Regarding Ezekial Jackson: He won the WWECW title on the last show, got sent to Smackdown and had a couple of squashes, took some time out as his father passed away, got injured on a house show that kept him out for ~6 months, got traded to Raw in the Spring Drafts, his spot was reportedly meant for Mark Henry but a family member of his is in hospital so he couldn’t fully commit to any future dates, hence why Jackson is in this match. His re-introduction this past week was really weak, but I like Big Zeke and he could be a good ‘monster’ somewhere down the line.

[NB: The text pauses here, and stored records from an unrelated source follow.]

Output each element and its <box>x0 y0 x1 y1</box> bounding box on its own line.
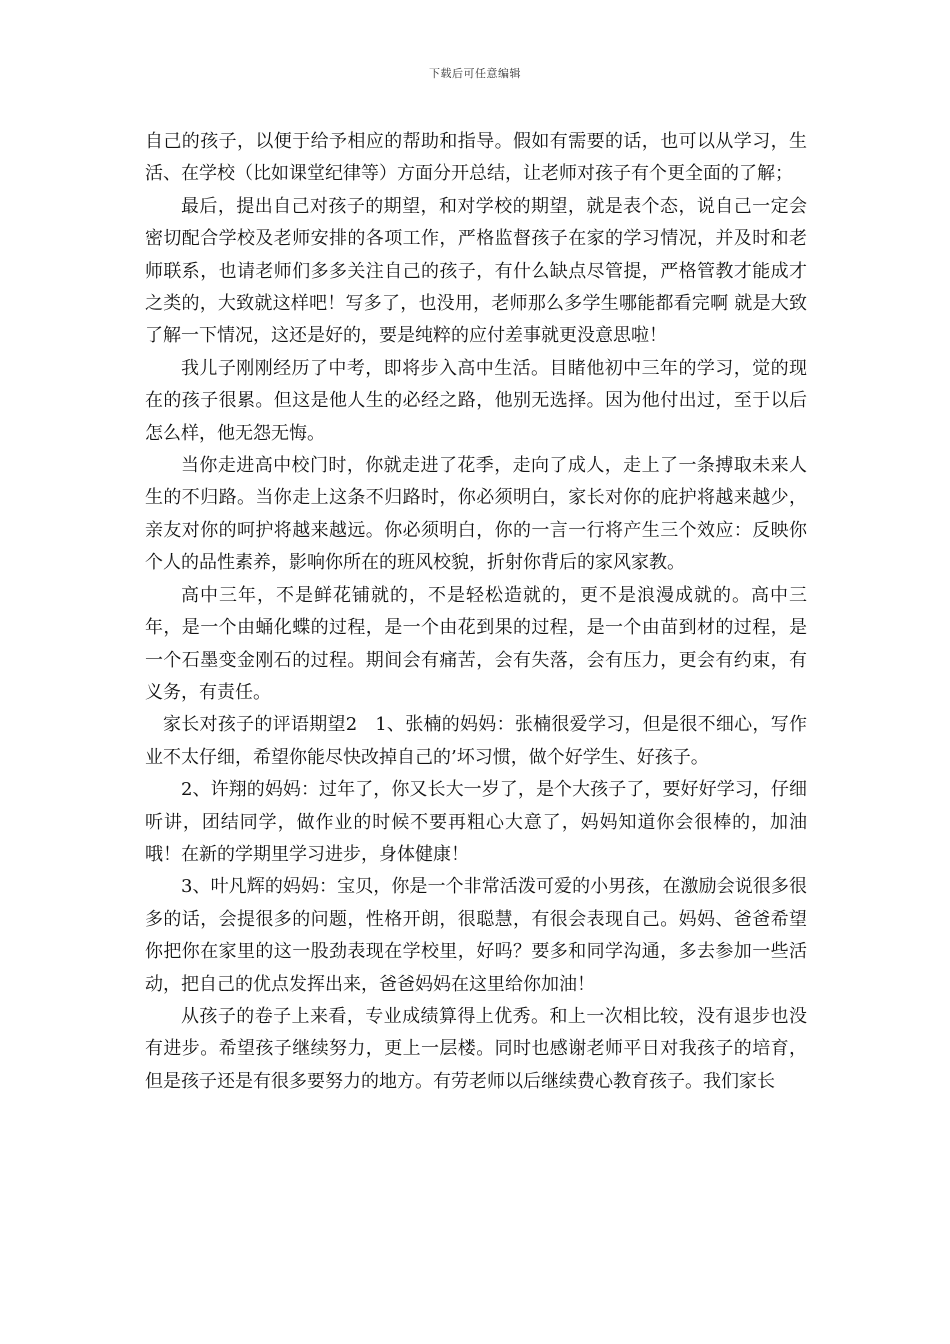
paragraph-2: 最后，提出自己对孩子的期望，和对学校的期望，就是表个态，说自己一定会密切配合学校及老师安排的各项工作，严格监督孩子在家的学习情况，并及时和老师联系，也请老师们多多关注自己的孩子，有什么缺点尽管提，严格管教才能成才之类的，大致就这样吧！写多了，也没用，老师那么多学生哪能都看完啊 就是大致了解一下情况，这还是好的，要是纯粹的应付差事就更没意思啦！ <box>145 195 807 347</box>
paragraph-1: 自己的孩子，以便于给予相应的帮助和指导。假如有需要的话，也可以从学习，生活、在学校（比如课堂纪律等）方面分开总结，让老师对孩子有个更全面的了解； <box>145 131 807 185</box>
paragraph-7: 2、许翔的妈妈：过年了，你又长大一岁了，是个大孩子了，要好好学习，仔细听讲，团结同学，做作业的时候不要再粗心大意了，妈妈知道你会很棒的，加油哦！在新的学期里学习进步，身体健康！ <box>145 779 807 865</box>
paragraph-6: 家长对孩子的评语期望2 1、张楠的妈妈：张楠很爱学习，但是很不细心，写作业不太仔细，希望你能尽快改掉自己的’坏习惯，做个好学生、好孩子。 <box>145 714 807 768</box>
page-header: 下载后可任意编辑 <box>429 67 521 80</box>
paragraph-4: 当你走进高中校门时，你就走进了花季，走向了成人，走上了一条搏取未来人生的不归路。当你走上这条不归路时，你必须明白，家长对你的庇护将越来越少，亲友对你的呵护将越来越远。你必须明白，你的一言一行将产生三个效应：反映你个人的品性素养，影响你所在的班风校貌，折射你背后的家风家教。 <box>145 455 807 574</box>
document-body <box>145 126 807 1098</box>
paragraph-8: 3、叶凡辉的妈妈：宝贝，你是一个非常活泼可爱的小男孩，在激励会说很多很多的话，会提很多的问题，性格开朗，很聪慧，有很会表现自己。妈妈、爸爸希望你把你在家里的这一股劲表现在学校里，好吗？要多和同学沟通，多去参加一些活动，把自己的优点发挥出来，爸爸妈妈在这里给你加油！ <box>145 876 807 995</box>
paragraph-9: 从孩子的卷子上来看，专业成绩算得上优秀。和上一次相比较，没有退步也没有进步。希望孩子继续努力，更上一层楼。同时也感谢老师平日对我孩子的培育，但是孩子还是有很多要努力的地方。有劳老师以后继续费心教育孩子。我们家长 <box>145 1005 807 1092</box>
paragraph-3: 我儿子刚刚经历了中考，即将步入高中生活。目睹他初中三年的学习，觉的现在的孩子很累。但这是他人生的必经之路，他别无选择。因为他付出过，至于以后怎么样，他无怨无悔。 <box>145 357 807 444</box>
paragraph-5: 高中三年，不是鲜花铺就的，不是轻松造就的，更不是浪漫成就的。高中三年，是一个由蛹化蝶的过程，是一个由花到果的过程，是一个由苗到材的过程，是一个石墨变金刚石的过程。期间会有痛苦，会有失落，会有压力，更会有约束，有义务，有责任。 <box>145 584 807 703</box>
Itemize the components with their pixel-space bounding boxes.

I hope they have the balls to give Barrett the strap as he has been a tremendous heel especially as of late, and Orton has gotten quickly boring ever since he has taken Cena’s ‘invincible’ position on the roster. I don’t think they will but they could easily have The Miz cash-in after Nexus + Cena beat-up a victorious Orton.
Rumours at one point were that they would be unifying the IC & US belts at Survivor Series so the Ziggler/Bryan could be a prelude. Should be the most solid no-nonsense match on the show.
I will be curious to see if there’s any mention during the PPV of the whole UT/Brock thing from last night.